ChRO-seq library preparation and sequencing: 50 µL of 2X Biotin-11 Reaction mix (10 mM Tris–HCl pH = 8.0, 5 mM MgCl2, 1 mM DTT, 300 mM KCl, 400 µM ATP, 0.8 µM CTP, 400 µM GTP, 400 µM UTP, 40 µM Biotin-11-CTP (Perkin Elmer, Waltham, MA, NEL542001EA), 100 ng yeast tRNA (VWR, Radnor, PA, 80,054–306), 0.8 units/µL SUPERase In RNase Inhibitor, 1% sarkosyl) was added to 50 µL solubilized chromatin.
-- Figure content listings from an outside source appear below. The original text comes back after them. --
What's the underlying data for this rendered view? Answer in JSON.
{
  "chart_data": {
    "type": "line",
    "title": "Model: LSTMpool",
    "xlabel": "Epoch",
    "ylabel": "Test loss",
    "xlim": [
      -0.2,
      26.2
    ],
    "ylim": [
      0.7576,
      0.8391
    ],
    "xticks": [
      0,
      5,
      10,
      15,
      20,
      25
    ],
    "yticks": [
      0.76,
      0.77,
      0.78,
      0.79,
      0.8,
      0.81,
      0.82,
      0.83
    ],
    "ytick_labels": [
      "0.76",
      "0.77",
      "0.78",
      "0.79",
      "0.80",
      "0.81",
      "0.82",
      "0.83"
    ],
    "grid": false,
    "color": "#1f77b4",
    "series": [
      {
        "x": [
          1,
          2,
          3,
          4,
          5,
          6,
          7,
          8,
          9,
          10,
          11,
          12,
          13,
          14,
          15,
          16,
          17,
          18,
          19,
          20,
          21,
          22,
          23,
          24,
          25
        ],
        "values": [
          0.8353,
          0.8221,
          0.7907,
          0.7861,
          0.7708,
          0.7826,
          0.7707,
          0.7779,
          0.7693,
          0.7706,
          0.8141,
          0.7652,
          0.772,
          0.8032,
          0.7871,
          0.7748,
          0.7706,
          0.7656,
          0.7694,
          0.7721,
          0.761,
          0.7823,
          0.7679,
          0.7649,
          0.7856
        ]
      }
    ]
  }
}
Samples were placed in Eppendorf Thermomixer at 37 °C for 5 min and shaken at 750 rpm. Run-on was halted by adding 300 µL Trizol LS (Life Technologies, 10,296–010) and allowing the samples to incubate at room temperature for 3 min. RNA was purified using streptavidin beads (New England Biolabs, Ipswich, MA, S1421S) and ethanol precipitated with the co-precipitate GlycoBlue (Ambion, AM9515). Ligation of the 3’ adapter was done using the T4 RNA Ligase 1 (New England Biolabs, Ipswich, MA, M0204L). Ligation of 5’ adaptor required (i) Removal of the 5’ cap using RNA 5’ pyrophosphohydrolase (RppH, New England Biolabs, Ipswich, MA, M0356S) (ii) Phosphorylation of the 5’ end using T4 polynucleotide kinase (New England Biolabs, Ipswich, MA, M0201L) (iii) 5’ adaptor ligation using T4 RNA Ligase 1 (New England Biolabs, Ipswich, MA, M0204L). Generation of cDNA was done by using Superscript III Reverse Transcriptase (Life Technologies, 18,080–044). Amplification was completed by using Q5 High-Fidelity DNA Polymerase (New England Biolabs, Ipswich, MA, M0491L). Single-end sequencing (5’ end, 75 bp) was performed at the Cornell Biotechnology Research Center using the NextSeq500 (Illumina, San Diego, CA) platform. Data analysis: To prepare bigwig files for further analyses, leChRO-seq libraries were aligned to the hg38 genome using the proseq2.0 pipeline (https://github.com/Danko-Lab/proseq2.0) in single-end mode (Chu et al., 2018) [28]. Annotation of leChRO-seq reads excluded reads within 500 bp downstream of the transcription start site (TSS) to account for RNA polymerase pausing at the gene promoters. Genes < 1000 bp were then excluded to account for the bias resulting from short gene bodies. ChRO-seq reads were normalized and differential expression analysis was performed using DESeq2.
Statistics
All statistical tests used are detailed in the figure legends. Either two-tailed Welch t-test (calculated using R) or two-tailed Student’s t-test (calculated using excel) was applied to datasets that were normalized (DESeq2, log2, rlog). Significance for data sets that did not statistically differ from a normal distribution (Shapiro–Wilk test p-value > 0.05) was calculated using a t-test. A two-sided Wilcoxon test was applied to non-parametric data sets unless where indicated. P-values < 0.05 are considered statistically significant. NS. = not significant, * = p < 0.05, ** = p < 0.01, *** = p < 0.001.